Храм в то время был лишь недавно построен на месте старого, за шестнадцать лет перед тем разрушенного землетрясением, и стал таким же модным v непостоянных и легкомысленных жителей Помпеи, как у нас иногда становится модной новая церковь или новый священник. И таинственные слова, в которые были облечены пророчества, и слепая вера, с которой их принимали, были поистине поразительны. И если они не были гласом божества, то, во всяком случае, обнаруживали глубокое знание человеческой природы: они точно соответствовали обстоятельствам в жизни каждого из верующих и выгодно отличались от туманных и неопределенных предсказаний, которые можно было услышать в храмах других богов, соперников Исиды. Когда Арбак подошел к ограде, отделявшей непосвященных от святилища, толпа, в которой были люди всех сословий, но большинство составляли торговцы, затаив дыхание и благоговея, замерла перед множеством алтарей, стоявших на открытом дворе. Семь ступеней из паросского мрамора вели в самый храм, по стенам которого, в нишах, стояли статуи, а сами стены были украшены орнаментом в виде плодов граната, священного дерева Исиды. Посреди храма был большой пьедестал, а на нем — две статуи: Исиды и ее всегдашнего спутника, безмолвного, таинственного Гора.
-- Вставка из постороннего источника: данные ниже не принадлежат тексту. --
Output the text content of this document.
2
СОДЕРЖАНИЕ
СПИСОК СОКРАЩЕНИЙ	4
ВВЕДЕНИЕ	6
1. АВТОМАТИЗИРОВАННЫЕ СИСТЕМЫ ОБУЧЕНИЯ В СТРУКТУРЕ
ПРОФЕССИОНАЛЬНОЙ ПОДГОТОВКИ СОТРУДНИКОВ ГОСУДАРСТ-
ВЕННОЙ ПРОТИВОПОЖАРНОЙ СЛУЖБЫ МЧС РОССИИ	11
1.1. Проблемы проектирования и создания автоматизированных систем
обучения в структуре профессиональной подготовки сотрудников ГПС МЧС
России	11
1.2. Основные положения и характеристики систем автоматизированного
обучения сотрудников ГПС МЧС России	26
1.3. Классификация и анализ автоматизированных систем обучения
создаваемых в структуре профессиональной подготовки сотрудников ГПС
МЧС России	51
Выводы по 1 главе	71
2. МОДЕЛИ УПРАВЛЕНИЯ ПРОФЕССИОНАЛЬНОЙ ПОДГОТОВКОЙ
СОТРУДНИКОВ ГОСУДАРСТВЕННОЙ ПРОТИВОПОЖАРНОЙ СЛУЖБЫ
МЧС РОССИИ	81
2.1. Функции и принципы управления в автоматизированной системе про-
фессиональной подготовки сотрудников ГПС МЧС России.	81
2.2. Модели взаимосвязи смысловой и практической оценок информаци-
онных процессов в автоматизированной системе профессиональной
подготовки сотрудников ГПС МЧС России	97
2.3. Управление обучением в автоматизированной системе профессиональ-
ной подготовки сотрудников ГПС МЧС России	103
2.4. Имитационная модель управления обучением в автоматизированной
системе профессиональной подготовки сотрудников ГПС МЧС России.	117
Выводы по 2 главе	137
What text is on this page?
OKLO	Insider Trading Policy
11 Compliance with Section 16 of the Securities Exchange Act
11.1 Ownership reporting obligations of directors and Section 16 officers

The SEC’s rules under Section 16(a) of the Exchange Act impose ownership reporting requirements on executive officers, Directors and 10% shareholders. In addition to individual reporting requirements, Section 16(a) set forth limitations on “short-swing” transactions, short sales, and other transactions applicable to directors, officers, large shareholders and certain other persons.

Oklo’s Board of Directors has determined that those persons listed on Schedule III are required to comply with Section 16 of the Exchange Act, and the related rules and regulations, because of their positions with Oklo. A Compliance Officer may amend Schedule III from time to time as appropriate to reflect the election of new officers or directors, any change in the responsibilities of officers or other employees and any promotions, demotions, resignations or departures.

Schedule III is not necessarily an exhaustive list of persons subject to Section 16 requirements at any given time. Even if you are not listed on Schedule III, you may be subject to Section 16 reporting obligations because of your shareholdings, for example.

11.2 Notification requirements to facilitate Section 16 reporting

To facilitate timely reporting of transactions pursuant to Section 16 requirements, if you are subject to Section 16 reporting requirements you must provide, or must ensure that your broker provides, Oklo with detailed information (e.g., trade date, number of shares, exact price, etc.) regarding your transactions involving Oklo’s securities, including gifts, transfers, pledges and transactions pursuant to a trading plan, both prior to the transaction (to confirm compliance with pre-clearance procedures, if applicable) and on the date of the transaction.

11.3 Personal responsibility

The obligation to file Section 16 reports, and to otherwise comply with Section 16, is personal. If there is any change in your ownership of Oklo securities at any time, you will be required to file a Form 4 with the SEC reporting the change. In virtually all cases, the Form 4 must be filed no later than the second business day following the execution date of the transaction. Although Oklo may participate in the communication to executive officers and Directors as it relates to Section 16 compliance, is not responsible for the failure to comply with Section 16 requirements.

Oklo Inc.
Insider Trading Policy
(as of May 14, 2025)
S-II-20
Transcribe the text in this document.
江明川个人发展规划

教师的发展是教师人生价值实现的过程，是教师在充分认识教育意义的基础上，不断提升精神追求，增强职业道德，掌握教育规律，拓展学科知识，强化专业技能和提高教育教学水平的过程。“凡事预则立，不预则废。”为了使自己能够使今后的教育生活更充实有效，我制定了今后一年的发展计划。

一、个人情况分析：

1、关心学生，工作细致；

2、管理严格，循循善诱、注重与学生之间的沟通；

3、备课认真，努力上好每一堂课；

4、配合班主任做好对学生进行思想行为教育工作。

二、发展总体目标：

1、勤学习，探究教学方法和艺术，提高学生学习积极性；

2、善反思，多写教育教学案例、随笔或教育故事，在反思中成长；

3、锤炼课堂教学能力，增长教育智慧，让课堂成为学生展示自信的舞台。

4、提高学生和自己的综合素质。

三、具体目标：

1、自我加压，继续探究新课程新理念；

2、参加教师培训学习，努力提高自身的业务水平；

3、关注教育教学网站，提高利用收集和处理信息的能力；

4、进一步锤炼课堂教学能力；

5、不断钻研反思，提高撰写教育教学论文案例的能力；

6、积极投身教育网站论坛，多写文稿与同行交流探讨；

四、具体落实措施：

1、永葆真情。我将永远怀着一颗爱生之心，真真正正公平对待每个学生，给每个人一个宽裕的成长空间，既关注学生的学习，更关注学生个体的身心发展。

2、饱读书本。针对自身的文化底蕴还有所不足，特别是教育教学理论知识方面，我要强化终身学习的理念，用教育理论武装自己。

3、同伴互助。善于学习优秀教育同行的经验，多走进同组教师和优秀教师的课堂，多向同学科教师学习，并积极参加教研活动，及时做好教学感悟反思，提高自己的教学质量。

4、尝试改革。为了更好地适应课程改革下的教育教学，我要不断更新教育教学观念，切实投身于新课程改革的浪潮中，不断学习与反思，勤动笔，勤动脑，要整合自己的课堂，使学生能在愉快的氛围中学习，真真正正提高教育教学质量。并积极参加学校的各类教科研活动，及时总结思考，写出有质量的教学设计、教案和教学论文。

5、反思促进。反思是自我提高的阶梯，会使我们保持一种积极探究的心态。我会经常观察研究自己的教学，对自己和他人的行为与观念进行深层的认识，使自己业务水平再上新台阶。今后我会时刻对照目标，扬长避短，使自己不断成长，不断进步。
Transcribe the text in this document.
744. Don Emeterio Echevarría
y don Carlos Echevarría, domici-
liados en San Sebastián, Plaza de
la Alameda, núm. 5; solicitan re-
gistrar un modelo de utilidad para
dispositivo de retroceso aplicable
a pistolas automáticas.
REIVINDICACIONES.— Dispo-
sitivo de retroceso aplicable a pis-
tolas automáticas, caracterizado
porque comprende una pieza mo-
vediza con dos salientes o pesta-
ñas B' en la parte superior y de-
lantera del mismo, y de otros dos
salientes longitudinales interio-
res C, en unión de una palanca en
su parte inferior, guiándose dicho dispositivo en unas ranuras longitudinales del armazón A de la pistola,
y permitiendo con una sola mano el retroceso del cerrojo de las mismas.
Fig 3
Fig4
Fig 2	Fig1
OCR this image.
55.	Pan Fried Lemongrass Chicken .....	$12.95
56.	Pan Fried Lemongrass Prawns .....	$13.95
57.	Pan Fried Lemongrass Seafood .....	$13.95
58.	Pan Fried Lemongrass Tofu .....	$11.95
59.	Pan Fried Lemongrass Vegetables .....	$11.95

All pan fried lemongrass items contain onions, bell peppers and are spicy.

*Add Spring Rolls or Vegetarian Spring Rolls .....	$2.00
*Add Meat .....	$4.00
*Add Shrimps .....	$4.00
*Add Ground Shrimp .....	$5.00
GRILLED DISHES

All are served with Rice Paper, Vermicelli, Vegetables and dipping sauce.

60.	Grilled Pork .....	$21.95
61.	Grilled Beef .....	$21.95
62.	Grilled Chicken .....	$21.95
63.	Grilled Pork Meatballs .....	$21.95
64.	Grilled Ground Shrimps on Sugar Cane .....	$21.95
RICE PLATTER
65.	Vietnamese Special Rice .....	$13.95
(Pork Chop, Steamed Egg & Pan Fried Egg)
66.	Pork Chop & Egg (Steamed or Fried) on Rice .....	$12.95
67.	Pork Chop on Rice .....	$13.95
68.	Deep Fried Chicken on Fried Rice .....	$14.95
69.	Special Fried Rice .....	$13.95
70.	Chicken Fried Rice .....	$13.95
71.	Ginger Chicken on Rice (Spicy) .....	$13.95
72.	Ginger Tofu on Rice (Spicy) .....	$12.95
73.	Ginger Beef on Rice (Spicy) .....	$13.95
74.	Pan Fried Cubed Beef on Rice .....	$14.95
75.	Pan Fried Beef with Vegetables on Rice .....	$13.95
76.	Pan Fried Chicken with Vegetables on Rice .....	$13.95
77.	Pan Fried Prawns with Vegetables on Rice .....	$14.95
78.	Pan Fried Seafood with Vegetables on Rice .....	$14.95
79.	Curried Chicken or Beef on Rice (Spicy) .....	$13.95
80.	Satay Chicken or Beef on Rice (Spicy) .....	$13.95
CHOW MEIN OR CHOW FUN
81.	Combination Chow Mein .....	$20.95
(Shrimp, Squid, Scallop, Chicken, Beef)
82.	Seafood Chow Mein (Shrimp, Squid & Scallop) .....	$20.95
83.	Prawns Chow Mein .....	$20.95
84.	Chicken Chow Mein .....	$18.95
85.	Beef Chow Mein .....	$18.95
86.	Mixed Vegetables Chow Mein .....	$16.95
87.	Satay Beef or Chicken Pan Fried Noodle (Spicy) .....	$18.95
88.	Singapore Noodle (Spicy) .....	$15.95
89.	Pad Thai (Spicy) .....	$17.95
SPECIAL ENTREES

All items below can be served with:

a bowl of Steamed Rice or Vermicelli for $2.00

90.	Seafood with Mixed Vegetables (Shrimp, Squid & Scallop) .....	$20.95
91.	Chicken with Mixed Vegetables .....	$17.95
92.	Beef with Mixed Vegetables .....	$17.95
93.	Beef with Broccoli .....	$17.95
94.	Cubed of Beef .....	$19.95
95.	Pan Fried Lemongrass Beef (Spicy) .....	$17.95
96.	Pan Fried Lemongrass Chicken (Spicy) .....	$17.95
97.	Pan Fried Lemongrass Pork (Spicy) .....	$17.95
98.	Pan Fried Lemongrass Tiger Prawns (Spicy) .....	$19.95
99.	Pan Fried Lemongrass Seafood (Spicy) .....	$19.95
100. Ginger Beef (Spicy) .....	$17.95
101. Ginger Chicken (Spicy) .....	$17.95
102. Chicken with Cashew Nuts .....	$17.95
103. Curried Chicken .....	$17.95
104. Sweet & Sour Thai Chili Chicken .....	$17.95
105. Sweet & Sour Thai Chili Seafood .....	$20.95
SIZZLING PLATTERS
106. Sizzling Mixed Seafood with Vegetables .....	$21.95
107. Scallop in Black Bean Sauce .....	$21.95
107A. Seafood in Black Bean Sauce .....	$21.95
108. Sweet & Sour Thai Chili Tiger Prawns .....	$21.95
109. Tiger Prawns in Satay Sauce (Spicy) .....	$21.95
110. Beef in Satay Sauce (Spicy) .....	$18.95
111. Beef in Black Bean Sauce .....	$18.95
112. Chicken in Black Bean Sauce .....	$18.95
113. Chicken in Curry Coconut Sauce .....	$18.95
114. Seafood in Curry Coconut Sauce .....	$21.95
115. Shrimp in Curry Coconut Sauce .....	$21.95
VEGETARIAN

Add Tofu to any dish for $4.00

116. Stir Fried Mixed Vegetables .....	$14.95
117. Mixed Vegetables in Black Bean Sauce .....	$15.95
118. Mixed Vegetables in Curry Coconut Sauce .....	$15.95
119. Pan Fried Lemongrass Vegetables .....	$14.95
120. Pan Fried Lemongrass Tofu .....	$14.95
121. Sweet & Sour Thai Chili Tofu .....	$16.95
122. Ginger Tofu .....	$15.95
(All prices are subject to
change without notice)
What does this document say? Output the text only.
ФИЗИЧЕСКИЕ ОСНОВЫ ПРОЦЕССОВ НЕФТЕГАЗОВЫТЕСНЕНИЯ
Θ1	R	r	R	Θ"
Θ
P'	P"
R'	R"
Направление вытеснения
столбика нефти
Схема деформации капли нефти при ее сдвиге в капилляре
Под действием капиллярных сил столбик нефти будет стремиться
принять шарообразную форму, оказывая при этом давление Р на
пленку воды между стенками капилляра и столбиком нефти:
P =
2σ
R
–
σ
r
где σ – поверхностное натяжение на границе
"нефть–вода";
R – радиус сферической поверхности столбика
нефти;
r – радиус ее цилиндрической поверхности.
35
Но в храме было и много других божеств, составлявших свиту египетской богини: родственный ей многоименный Вакх, Киприда — одно из греческих воплощений Исиды, Анубис с собачьей головой, бык Апис и всякие египетские идолы, грубые и безымянные.
Но не следует думать, что в городах Великой Греции сохранялись в чистоте древние египетские обряды культа Исиды. Южные народы, в которых смешалась различная кровь, высокомерные и невежественные, соединили обряды всех стран и веков, и глубокие таинства Нила исказились до неузнаваемости из-за множества бесцеремонных, наглых новшеств, привнесенных из чуждых вер, которые процветали на берегах Кефиса и Тибра. В храме Исиды в Помпеях служили римские и греческие жрецы, не знавшие ни языка, ни обычаев древнего народа, который ей поклонялся когда-то; и потомок грозных фараонов Египта, делая вид, будто благоговейно склоняется перед ее алтарем, втайне презрительно смеялся над ничтожными обрядами, над жалкими попытками подражать торжественному и неповторимому культу его знойной страны.